Al finalizar el 2025, el primer ministro israelí, Benjamin Netanyahu, ha logrado lo que muchos analistas consideraban un triunfo político definitivo tras su reunión de alto nivel con el presidente estadounidense Donald Trump. El encuentro, que tuvo lugar en la residencia de Mar-a-Lago, no solo sirvió para ratificar la «relación inquebrantable» entre ambas naciones, sino que permitió a Netanyahu obtener el respaldo total de Washington para su visión de seguridad en la posguerra. Para el líder israelí, esta reunión representa una «victoria a lo grande», asegurando garantías políticas y militares que le permiten mantener el control operativo en puntos clave de la Franja de Gaza mientras se activa la ambiciosa Fase 2 del plan de paz liderado por la administración Trump.

El núcleo del éxito de Netanyahu radica en haber alineado el discurso de seguridad israelí con la política exterior de «paz mediante la fuerza» de Trump. El mandatario estadounidense ha validado la exigencia de un desarme total y absoluto de Hamás como condición previa a cualquier flujo masivo de fondos para la reconstrucción. Esta sintonía deja sin margen de maniobra a los sectores de la comunidad internacional que presionaban por un cese al fuego sin condiciones de desmilitarización. Con este respaldo, Netanyahu regresa a Jerusalén con un cheque en blanco político para «terminar los objetivos» militares restantes, bajo la promesa de que Estados Unidos blindará a Israel ante posibles sanciones o presiones en organismos multilaterales.

Uno de los puntos más relevantes del acuerdo es la creación de un Fondo de Inversión para la Reconstrucción, financiado por potencias del Golfo y supervisado por Washington, que comenzará a operar en 2026. Sin embargo, el acceso a estos recursos estará estrictamente condicionado a la «desradicalización» de las instituciones locales en Gaza. Netanyahu ha logrado que el plan de Trump incluya la creación de «Zonas de Oportunidad» gestionadas por una autoridad tecnocrática civil, eliminando cualquier vestigio de influencia de las facciones extremistas. Esta estructura no solo busca pacificar el territorio, sino transformarlo en un nodo económico regional que dependa de la estabilidad compartida con Israel.

Desde el punto de vista político interno, este encuentro fortalece la posición de Netanyahu frente a su coalición de gobierno y la oposición.
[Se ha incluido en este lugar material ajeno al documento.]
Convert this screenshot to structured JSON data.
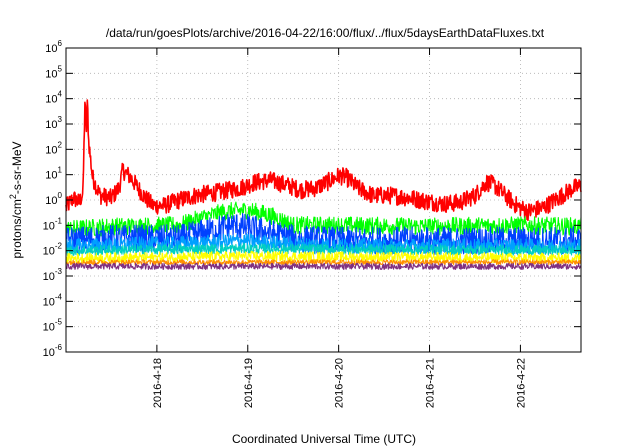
{
  "chart_data": {
    "type": "line",
    "title": "/data/run/goesPlots/archive/2016-04-22/16:00/flux/../flux/5daysEarthDataFluxes.txt",
    "xlabel": "Coordinated Universal Time (UTC)",
    "ylabel": {
      "base": "protons/cm",
      "sup": "2",
      "rest": "-s-sr-MeV"
    },
    "scale": {
      "y": "log"
    },
    "grid": true,
    "legend": "none",
    "xlim": [
      "2016-04-17 00:00",
      "2016-04-22 16:00"
    ],
    "ylim": [
      1e-06,
      1000000.0
    ],
    "y_ticks": [
      {
        "value": 1000000.0,
        "base": "10",
        "exp": "6"
      },
      {
        "value": 100000.0,
        "base": "10",
        "exp": "5"
      },
      {
        "value": 10000.0,
        "base": "10",
        "exp": "4"
      },
      {
        "value": 1000.0,
        "base": "10",
        "exp": "3"
      },
      {
        "value": 100.0,
        "base": "10",
        "exp": "2"
      },
      {
        "value": 10.0,
        "base": "10",
        "exp": "1"
      },
      {
        "value": 1.0,
        "base": "10",
        "exp": "0"
      },
      {
        "value": 0.1,
        "base": "10",
        "exp": "-1"
      },
      {
        "value": 0.01,
        "base": "10",
        "exp": "-2"
      },
      {
        "value": 0.001,
        "base": "10",
        "exp": "-3"
      },
      {
        "value": 0.0001,
        "base": "10",
        "exp": "-4"
      },
      {
        "value": 1e-05,
        "base": "10",
        "exp": "-5"
      },
      {
        "value": 1e-06,
        "base": "10",
        "exp": "-6"
      }
    ],
    "x_ticks": [
      {
        "value": "2016-04-18 00:00",
        "label": "2016-4-18"
      },
      {
        "value": "2016-04-19 00:00",
        "label": "2016-4-19"
      },
      {
        "value": "2016-04-20 00:00",
        "label": "2016-4-20"
      },
      {
        "value": "2016-04-21 00:00",
        "label": "2016-4-21"
      },
      {
        "value": "2016-04-22 00:00",
        "label": "2016-4-22"
      }
    ],
    "series": [
      {
        "color": "#ff0000",
        "noise": 0.35,
        "points": [
          [
            "2016-04-17 00:00",
            0.5
          ],
          [
            "2016-04-17 02:00",
            1.2
          ],
          [
            "2016-04-17 03:30",
            0.8
          ],
          [
            "2016-04-17 04:30",
            2.0
          ],
          [
            "2016-04-17 05:00",
            8000
          ],
          [
            "2016-04-17 05:20",
            500
          ],
          [
            "2016-04-17 05:40",
            7000
          ],
          [
            "2016-04-17 06:00",
            200
          ],
          [
            "2016-04-17 07:00",
            8
          ],
          [
            "2016-04-17 09:00",
            1.5
          ],
          [
            "2016-04-17 12:00",
            1.2
          ],
          [
            "2016-04-17 14:00",
            3
          ],
          [
            "2016-04-17 15:00",
            15
          ],
          [
            "2016-04-17 17:00",
            8
          ],
          [
            "2016-04-17 19:00",
            3
          ],
          [
            "2016-04-17 21:00",
            1.2
          ],
          [
            "2016-04-17 23:00",
            0.6
          ],
          [
            "2016-04-18 02:00",
            0.6
          ],
          [
            "2016-04-18 06:00",
            1.0
          ],
          [
            "2016-04-18 10:00",
            1.5
          ],
          [
            "2016-04-18 16:00",
            2
          ],
          [
            "2016-04-18 22:00",
            3
          ],
          [
            "2016-04-19 02:00",
            5
          ],
          [
            "2016-04-19 06:00",
            6
          ],
          [
            "2016-04-19 10:00",
            4
          ],
          [
            "2016-04-19 14:00",
            2.5
          ],
          [
            "2016-04-19 18:00",
            3
          ],
          [
            "2016-04-19 22:00",
            6
          ],
          [
            "2016-04-20 00:00",
            9
          ],
          [
            "2016-04-20 02:00",
            8
          ],
          [
            "2016-04-20 05:00",
            3
          ],
          [
            "2016-04-20 09:00",
            1.5
          ],
          [
            "2016-04-20 14:00",
            1.5
          ],
          [
            "2016-04-20 19:00",
            1.2
          ],
          [
            "2016-04-20 23:00",
            0.9
          ],
          [
            "2016-04-21 04:00",
            0.7
          ],
          [
            "2016-04-21 08:00",
            0.8
          ],
          [
            "2016-04-21 12:00",
            1.5
          ],
          [
            "2016-04-21 15:00",
            5
          ],
          [
            "2016-04-21 17:00",
            4
          ],
          [
            "2016-04-21 20:00",
            1.5
          ],
          [
            "2016-04-21 23:00",
            0.6
          ],
          [
            "2016-04-22 02:00",
            0.35
          ],
          [
            "2016-04-22 06:00",
            0.5
          ],
          [
            "2016-04-22 10:00",
            1.2
          ],
          [
            "2016-04-22 14:00",
            3
          ],
          [
            "2016-04-22 16:00",
            3.5
          ]
        ]
      },
      {
        "color": "#00ff00",
        "noise": 0.35,
        "points": [
          [
            "2016-04-17 00:00",
            0.07
          ],
          [
            "2016-04-17 12:00",
            0.09
          ],
          [
            "2016-04-18 06:00",
            0.1
          ],
          [
            "2016-04-18 12:00",
            0.2
          ],
          [
            "2016-04-18 18:00",
            0.35
          ],
          [
            "2016-04-19 00:00",
            0.4
          ],
          [
            "2016-04-19 06:00",
            0.25
          ],
          [
            "2016-04-19 12:00",
            0.1
          ],
          [
            "2016-04-20 00:00",
            0.1
          ],
          [
            "2016-04-21 00:00",
            0.09
          ],
          [
            "2016-04-22 00:00",
            0.1
          ],
          [
            "2016-04-22 16:00",
            0.09
          ]
        ]
      },
      {
        "color": "#0040ff",
        "noise": 0.55,
        "points": [
          [
            "2016-04-17 00:00",
            0.025
          ],
          [
            "2016-04-17 12:00",
            0.03
          ],
          [
            "2016-04-18 06:00",
            0.03
          ],
          [
            "2016-04-18 14:00",
            0.06
          ],
          [
            "2016-04-18 20:00",
            0.1
          ],
          [
            "2016-04-19 00:00",
            0.08
          ],
          [
            "2016-04-19 06:00",
            0.05
          ],
          [
            "2016-04-19 12:00",
            0.03
          ],
          [
            "2016-04-20 00:00",
            0.025
          ],
          [
            "2016-04-21 00:00",
            0.025
          ],
          [
            "2016-04-22 00:00",
            0.025
          ],
          [
            "2016-04-22 16:00",
            0.025
          ]
        ]
      },
      {
        "color": "#00a0ff",
        "noise": 0.3,
        "points": [
          [
            "2016-04-17 00:00",
            0.015
          ],
          [
            "2016-04-18 12:00",
            0.02
          ],
          [
            "2016-04-18 22:00",
            0.025
          ],
          [
            "2016-04-19 12:00",
            0.018
          ],
          [
            "2016-04-20 12:00",
            0.015
          ],
          [
            "2016-04-22 16:00",
            0.015
          ]
        ]
      },
      {
        "color": "#00d0c0",
        "noise": 0.2,
        "points": [
          [
            "2016-04-17 00:00",
            0.01
          ],
          [
            "2016-04-19 00:00",
            0.012
          ],
          [
            "2016-04-22 16:00",
            0.01
          ]
        ]
      },
      {
        "color": "#ffff00",
        "noise": 0.2,
        "points": [
          [
            "2016-04-17 00:00",
            0.005
          ],
          [
            "2016-04-19 00:00",
            0.006
          ],
          [
            "2016-04-22 16:00",
            0.005
          ]
        ]
      },
      {
        "color": "#ff9000",
        "noise": 0.1,
        "points": [
          [
            "2016-04-17 00:00",
            0.0035
          ],
          [
            "2016-04-22 16:00",
            0.0035
          ]
        ]
      },
      {
        "color": "#803080",
        "noise": 0.12,
        "points": [
          [
            "2016-04-17 00:00",
            0.0024
          ],
          [
            "2016-04-22 16:00",
            0.0024
          ]
        ]
      }
    ]
  }
}
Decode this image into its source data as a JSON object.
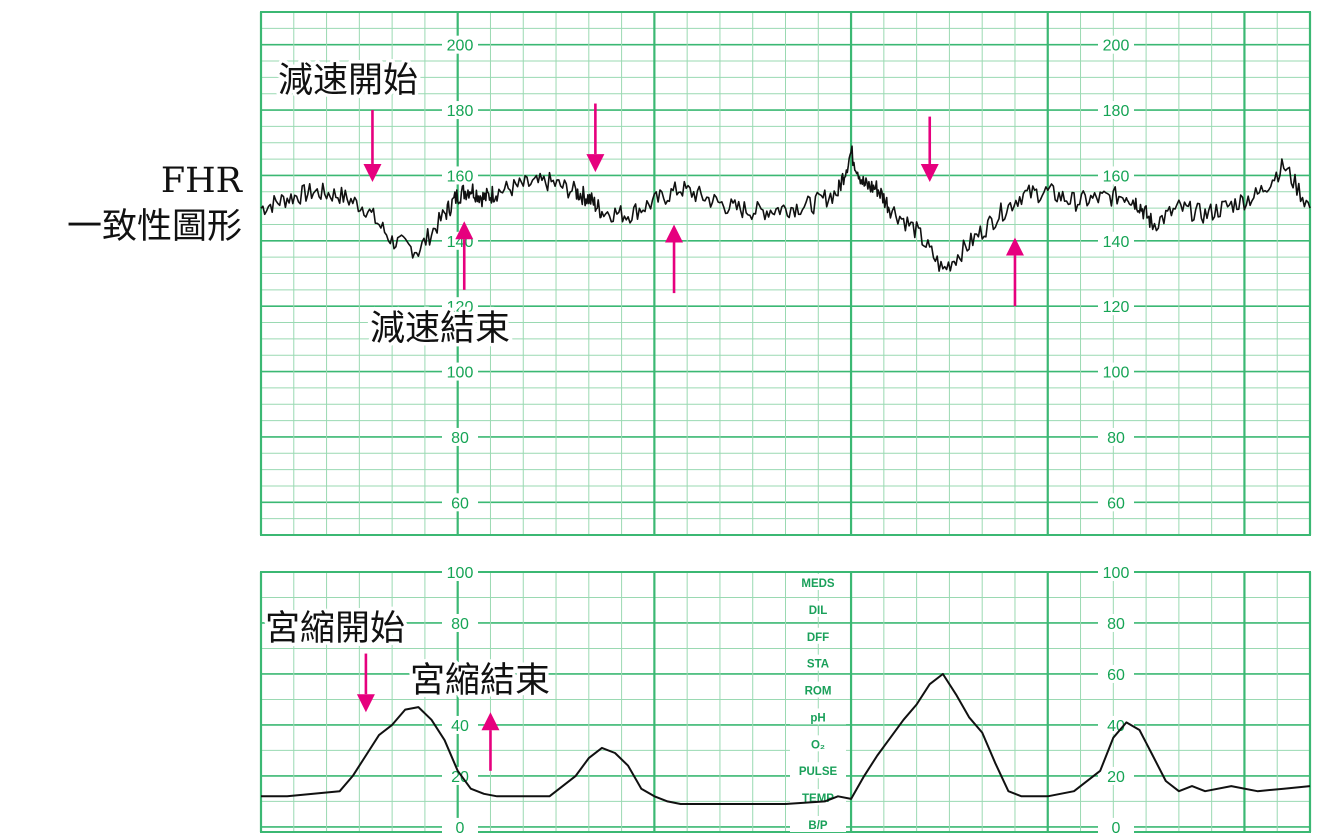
{
  "chart_data": [
    {
      "type": "line",
      "title": "",
      "xlabel": "",
      "ylabel": "",
      "side_label_lines": [
        "FHR",
        "一致性圖形"
      ],
      "y_ticks": [
        60,
        80,
        100,
        120,
        140,
        160,
        180,
        200
      ],
      "ylim": [
        50,
        210
      ],
      "x": [
        0,
        4,
        8,
        12,
        16,
        20,
        24,
        28,
        30,
        32,
        34,
        36,
        40,
        44,
        48,
        50,
        52,
        56,
        60,
        64,
        68,
        72,
        76,
        80,
        84,
        88,
        90,
        92,
        94,
        96,
        100,
        104,
        108,
        112,
        116,
        120,
        124,
        128,
        132,
        134,
        136,
        140,
        144,
        148,
        152,
        156,
        160
      ],
      "series": [
        {
          "values": [
            150,
            153,
            155,
            154,
            150,
            140,
            137,
            148,
            154,
            156,
            153,
            155,
            157,
            158,
            155,
            153,
            149,
            148,
            152,
            156,
            153,
            150,
            149,
            150,
            151,
            155,
            167,
            157,
            156,
            150,
            143,
            131,
            139,
            147,
            154,
            155,
            152,
            153,
            154,
            151,
            145,
            150,
            148,
            151,
            154,
            163,
            150
          ]
        }
      ],
      "annotations": [
        {
          "text": "減速開始",
          "arrow_x": 17,
          "arrow_from": 180,
          "arrow_to": 158
        },
        {
          "arrow_x": 51,
          "arrow_from": 182,
          "arrow_to": 161
        },
        {
          "arrow_x": 102,
          "arrow_from": 178,
          "arrow_to": 158
        },
        {
          "text": "減速結束",
          "arrow_x": 31,
          "arrow_from": 125,
          "arrow_to": 146
        },
        {
          "arrow_x": 63,
          "arrow_from": 124,
          "arrow_to": 145
        },
        {
          "arrow_x": 115,
          "arrow_from": 120,
          "arrow_to": 141
        }
      ]
    },
    {
      "type": "line",
      "title": "",
      "xlabel": "",
      "ylabel": "",
      "y_ticks": [
        0,
        20,
        40,
        60,
        80,
        100
      ],
      "ylim": [
        -2,
        100
      ],
      "x": [
        0,
        4,
        8,
        12,
        14,
        16,
        18,
        20,
        22,
        24,
        26,
        28,
        30,
        32,
        34,
        36,
        40,
        44,
        48,
        50,
        52,
        54,
        56,
        58,
        60,
        62,
        64,
        70,
        80,
        86,
        88,
        90,
        92,
        94,
        96,
        98,
        100,
        102,
        104,
        106,
        108,
        110,
        112,
        114,
        116,
        120,
        124,
        128,
        130,
        132,
        134,
        136,
        138,
        140,
        142,
        144,
        148,
        152,
        156,
        160
      ],
      "series": [
        {
          "values": [
            12,
            12,
            13,
            14,
            20,
            28,
            36,
            40,
            46,
            47,
            42,
            34,
            22,
            15,
            13,
            12,
            12,
            12,
            20,
            27,
            31,
            29,
            24,
            15,
            12,
            10,
            9,
            9,
            9,
            10,
            12,
            11,
            20,
            28,
            35,
            42,
            48,
            56,
            60,
            52,
            43,
            37,
            25,
            14,
            12,
            12,
            14,
            22,
            35,
            41,
            38,
            28,
            18,
            14,
            16,
            14,
            16,
            14,
            15,
            16
          ]
        }
      ],
      "annotations": [
        {
          "text": "宮縮開始",
          "arrow_x": 16,
          "arrow_from": 68,
          "arrow_to": 45
        },
        {
          "text": "宮縮結束",
          "arrow_x": 35,
          "arrow_from": 22,
          "arrow_to": 45
        }
      ],
      "monitor_labels": [
        "MEDS",
        "DIL",
        "DFF",
        "STA",
        "ROM",
        "pH",
        "O₂",
        "PULSE",
        "TEMP",
        "B/P"
      ]
    }
  ]
}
Al demostrar que es el único líder capaz de obtener concesiones históricas de la Casa Blanca —incluyendo el reconocimiento implícito de una presencia de seguridad israelí a largo plazo en el corredor Filadelfia—, el primer ministro silencia las críticas sobre el aislamiento diplomático de Israel. Trump, por su parte, ha utilizado la reunión para demostrar su capacidad de «cerrar tratos» complejos, posicionando el plan de paz para Gaza como el mayor logro de su política exterior en su primer año de mandato tras su regreso al poder.

No obstante, el triunfo de Netanyahu también conlleva desafíos operativos inmediatos. El compromiso de desarmar a Hamás implica una fase de contrainsurgencia que podría prolongarse durante los primeros meses de 2026. La comunidad internacional observa con cautela si esta alianza logrará implementar la Fuerza de Estabilización Internacional prometida, o si la resistencia en el terreno provocará un estancamiento. Por ahora, el mensaje es de unidad total: Israel tiene el tiempo y los recursos necesarios para completar su misión, mientras Estados Unidos prepara el terreno para una era de inversiones masivas que pretenden borrar las huellas de la guerra mediante el desarrollo económico acelerado.

Al recibir el 2026, el eje Washington-Jerusalén parece más sólido que nunca. La reunión de Mar-a-Lago ha dejado claro que la nueva administración estadounidense no solo es un aliado, sino un socio activo en la reconfiguración del mapa de Oriente Medio. Para Netanyahu, ganar «a lo grande» significa haber asegurado la supervivencia política y la seguridad nacional bajo un esquema que prioriza el orden y la economía sobre las concesiones territoriales. El éxito del 2026 dependerá ahora de que las promesas de prosperidad en Gaza se materialicen antes de que el frágil equilibrio de seguridad vuelva a verse amenazado.